In the end, I feel good about my choices and my new path, and I have a feeling this will be successful. By successful I mean that I can do it and stick to it. The main reason is because I don’t have to “give up” anything outright. If I want my carb on a certain day to be a single-serving bag of peanut butter M&Ms, then that’s my choice. I can have a carb for dinner every night if I chose to do so, as long as I’ve abstained for the rest of the day. I feel like this is a solution that could work for me. It will definitely push me toward healthier eating and toward a diet filled with mainly protein and vegetables, which I really like the idea of.
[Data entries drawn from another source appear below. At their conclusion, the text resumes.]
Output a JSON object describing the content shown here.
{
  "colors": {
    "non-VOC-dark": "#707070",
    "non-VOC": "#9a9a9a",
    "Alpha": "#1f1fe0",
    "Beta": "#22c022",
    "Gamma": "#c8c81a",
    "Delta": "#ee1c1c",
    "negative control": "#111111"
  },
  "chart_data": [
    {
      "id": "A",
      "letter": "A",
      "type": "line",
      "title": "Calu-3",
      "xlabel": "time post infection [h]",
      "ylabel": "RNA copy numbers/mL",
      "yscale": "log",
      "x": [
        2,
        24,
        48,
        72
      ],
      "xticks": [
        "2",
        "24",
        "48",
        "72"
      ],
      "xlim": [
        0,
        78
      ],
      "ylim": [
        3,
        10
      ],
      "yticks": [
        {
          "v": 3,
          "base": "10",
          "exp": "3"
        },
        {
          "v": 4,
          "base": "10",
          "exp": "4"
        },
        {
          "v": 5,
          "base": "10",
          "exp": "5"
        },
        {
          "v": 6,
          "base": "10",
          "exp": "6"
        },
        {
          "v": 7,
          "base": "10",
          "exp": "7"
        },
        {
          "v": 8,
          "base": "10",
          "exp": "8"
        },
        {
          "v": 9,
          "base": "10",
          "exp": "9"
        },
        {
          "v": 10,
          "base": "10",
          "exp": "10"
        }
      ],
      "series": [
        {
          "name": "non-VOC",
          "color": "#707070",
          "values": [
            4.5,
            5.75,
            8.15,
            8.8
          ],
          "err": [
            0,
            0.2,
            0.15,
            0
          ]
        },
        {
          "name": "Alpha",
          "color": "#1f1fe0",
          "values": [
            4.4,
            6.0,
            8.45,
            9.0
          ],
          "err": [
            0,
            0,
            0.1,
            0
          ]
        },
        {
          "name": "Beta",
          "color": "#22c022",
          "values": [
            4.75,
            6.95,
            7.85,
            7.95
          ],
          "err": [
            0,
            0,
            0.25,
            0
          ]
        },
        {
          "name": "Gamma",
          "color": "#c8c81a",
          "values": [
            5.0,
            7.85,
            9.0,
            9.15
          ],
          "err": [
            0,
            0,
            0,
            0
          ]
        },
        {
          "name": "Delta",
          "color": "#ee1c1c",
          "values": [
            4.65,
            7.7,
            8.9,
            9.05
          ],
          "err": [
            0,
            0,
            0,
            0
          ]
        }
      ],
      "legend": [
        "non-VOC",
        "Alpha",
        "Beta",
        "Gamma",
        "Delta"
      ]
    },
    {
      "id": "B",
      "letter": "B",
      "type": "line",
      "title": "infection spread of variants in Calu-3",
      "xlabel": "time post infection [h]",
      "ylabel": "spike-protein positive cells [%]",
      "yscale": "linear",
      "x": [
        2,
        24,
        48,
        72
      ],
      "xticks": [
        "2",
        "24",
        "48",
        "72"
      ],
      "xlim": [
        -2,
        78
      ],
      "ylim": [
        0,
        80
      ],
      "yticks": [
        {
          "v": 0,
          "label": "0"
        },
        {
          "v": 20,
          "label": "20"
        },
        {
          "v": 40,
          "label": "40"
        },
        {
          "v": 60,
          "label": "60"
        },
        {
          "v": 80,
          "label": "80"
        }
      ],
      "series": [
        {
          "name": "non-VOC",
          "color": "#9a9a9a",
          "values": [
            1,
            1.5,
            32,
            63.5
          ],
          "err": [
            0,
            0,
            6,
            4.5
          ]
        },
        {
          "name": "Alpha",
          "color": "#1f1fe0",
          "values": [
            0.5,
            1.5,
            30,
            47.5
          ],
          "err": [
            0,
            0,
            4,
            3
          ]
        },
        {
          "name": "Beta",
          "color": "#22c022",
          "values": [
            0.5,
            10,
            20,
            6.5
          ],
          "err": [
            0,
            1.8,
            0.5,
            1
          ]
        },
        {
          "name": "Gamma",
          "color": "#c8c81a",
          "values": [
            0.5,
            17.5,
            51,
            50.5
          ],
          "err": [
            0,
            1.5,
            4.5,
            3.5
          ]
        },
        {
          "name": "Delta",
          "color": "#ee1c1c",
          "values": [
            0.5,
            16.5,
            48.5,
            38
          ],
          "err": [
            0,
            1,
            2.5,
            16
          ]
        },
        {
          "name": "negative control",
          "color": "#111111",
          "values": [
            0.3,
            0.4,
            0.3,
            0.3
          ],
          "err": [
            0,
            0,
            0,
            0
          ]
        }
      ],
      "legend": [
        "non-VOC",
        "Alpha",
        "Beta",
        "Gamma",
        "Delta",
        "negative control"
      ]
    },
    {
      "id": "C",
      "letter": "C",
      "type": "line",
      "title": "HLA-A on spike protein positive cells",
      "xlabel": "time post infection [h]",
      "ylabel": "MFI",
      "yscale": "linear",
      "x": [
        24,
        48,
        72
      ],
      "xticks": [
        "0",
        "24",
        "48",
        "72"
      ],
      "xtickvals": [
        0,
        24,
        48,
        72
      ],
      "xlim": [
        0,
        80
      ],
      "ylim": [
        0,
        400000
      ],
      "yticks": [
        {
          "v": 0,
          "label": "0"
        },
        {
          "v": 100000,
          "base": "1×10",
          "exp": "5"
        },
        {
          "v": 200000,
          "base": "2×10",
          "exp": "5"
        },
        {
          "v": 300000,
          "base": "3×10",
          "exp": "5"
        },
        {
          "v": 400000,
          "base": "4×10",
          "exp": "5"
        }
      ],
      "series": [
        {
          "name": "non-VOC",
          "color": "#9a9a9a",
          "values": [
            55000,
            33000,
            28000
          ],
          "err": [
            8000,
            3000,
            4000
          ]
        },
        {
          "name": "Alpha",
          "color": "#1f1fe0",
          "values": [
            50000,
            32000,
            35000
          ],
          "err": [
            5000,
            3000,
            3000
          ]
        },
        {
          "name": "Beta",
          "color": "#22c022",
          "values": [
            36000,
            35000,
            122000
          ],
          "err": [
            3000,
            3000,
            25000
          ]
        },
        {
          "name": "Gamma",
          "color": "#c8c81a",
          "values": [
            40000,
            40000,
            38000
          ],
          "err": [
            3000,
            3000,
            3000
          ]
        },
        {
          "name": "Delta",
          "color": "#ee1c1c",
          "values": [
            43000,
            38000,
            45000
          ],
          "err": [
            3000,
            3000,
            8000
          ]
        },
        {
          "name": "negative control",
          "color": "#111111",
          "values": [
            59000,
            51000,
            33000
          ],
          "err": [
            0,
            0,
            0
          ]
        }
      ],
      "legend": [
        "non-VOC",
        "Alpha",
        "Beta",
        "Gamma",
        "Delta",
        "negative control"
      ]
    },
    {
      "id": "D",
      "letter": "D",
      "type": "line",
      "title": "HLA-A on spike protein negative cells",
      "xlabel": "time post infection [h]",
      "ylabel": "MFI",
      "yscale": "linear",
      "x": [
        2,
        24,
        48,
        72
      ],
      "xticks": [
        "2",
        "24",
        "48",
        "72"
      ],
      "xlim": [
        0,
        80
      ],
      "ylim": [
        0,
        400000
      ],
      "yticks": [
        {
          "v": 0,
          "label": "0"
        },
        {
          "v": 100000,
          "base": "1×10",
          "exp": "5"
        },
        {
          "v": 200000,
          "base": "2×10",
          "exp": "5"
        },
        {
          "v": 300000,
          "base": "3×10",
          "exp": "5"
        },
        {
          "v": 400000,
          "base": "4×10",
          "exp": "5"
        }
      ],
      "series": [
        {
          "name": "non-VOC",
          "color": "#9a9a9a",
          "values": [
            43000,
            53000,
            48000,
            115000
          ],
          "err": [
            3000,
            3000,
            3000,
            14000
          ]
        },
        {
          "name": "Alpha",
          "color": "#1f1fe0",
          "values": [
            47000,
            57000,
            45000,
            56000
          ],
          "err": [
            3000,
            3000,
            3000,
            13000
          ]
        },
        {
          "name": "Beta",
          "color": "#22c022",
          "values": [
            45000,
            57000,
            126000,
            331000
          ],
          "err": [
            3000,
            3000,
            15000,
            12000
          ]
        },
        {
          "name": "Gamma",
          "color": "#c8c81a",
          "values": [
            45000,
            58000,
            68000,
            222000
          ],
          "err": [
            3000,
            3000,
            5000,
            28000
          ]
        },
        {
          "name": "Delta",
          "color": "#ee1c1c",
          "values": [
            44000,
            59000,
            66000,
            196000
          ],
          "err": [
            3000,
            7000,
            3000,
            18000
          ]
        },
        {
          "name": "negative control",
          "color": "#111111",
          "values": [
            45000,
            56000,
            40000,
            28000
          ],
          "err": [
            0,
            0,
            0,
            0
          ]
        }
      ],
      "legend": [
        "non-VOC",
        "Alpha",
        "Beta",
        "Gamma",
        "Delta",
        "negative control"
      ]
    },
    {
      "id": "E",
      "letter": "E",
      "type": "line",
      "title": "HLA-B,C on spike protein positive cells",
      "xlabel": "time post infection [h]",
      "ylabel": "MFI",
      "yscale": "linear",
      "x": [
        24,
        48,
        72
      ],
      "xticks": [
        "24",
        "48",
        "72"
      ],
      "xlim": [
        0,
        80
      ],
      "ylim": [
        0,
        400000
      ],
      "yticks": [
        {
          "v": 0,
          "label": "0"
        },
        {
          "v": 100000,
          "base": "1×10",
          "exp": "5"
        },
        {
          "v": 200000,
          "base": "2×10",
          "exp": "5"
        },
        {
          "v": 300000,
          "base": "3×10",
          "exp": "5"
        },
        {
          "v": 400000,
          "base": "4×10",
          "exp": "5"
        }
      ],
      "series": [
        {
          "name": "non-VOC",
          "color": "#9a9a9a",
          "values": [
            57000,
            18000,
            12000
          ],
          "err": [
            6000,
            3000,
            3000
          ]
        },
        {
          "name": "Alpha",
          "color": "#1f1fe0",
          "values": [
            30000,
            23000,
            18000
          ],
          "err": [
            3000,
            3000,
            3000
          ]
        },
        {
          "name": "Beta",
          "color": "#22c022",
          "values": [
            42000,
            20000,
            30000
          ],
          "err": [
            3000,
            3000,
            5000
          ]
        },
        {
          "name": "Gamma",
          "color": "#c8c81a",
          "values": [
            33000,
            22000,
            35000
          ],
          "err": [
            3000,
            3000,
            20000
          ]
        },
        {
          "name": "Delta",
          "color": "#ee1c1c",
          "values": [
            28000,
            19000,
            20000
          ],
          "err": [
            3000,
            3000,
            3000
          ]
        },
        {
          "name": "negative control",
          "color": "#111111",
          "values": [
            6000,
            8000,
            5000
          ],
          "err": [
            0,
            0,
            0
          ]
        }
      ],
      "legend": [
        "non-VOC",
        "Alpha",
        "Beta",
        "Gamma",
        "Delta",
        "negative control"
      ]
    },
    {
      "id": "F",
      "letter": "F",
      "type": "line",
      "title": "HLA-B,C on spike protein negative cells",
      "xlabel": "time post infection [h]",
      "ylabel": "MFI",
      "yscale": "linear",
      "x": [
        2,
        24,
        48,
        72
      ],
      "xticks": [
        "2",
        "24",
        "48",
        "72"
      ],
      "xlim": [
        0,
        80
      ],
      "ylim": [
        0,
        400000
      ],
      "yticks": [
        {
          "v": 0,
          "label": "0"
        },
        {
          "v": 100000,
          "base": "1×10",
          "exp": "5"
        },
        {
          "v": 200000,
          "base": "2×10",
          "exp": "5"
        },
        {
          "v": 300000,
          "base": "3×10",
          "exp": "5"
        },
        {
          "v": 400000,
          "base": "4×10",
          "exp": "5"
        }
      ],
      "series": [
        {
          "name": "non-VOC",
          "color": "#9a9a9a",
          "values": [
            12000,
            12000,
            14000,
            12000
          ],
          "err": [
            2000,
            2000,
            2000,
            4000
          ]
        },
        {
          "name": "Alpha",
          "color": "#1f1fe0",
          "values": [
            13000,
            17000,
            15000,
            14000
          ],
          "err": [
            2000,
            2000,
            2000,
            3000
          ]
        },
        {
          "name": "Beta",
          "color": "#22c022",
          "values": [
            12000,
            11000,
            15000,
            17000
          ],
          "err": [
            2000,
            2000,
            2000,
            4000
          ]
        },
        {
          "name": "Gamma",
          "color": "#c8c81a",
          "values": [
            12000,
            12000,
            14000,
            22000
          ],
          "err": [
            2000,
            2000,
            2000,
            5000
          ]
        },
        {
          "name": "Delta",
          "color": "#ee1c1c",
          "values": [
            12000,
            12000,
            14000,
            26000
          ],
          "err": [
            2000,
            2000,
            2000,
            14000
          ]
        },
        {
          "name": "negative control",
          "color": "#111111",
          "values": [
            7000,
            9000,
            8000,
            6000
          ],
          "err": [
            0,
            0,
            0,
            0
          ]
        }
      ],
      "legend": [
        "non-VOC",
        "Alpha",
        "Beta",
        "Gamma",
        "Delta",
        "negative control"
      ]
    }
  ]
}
Overall, I’m actually really excited by this. It’s a big change for me and one that I wanted to somehow share with the world so I brought it to you here on this blog. While I plan to mainly use this blog for more “business-related purposes,” I feel that it’s important that I can talk about myself and my personal struggles and successes here, alongside the professional triumphs and challenges. I’ll certainly provide an update in 90 days as to how successful I’ve been.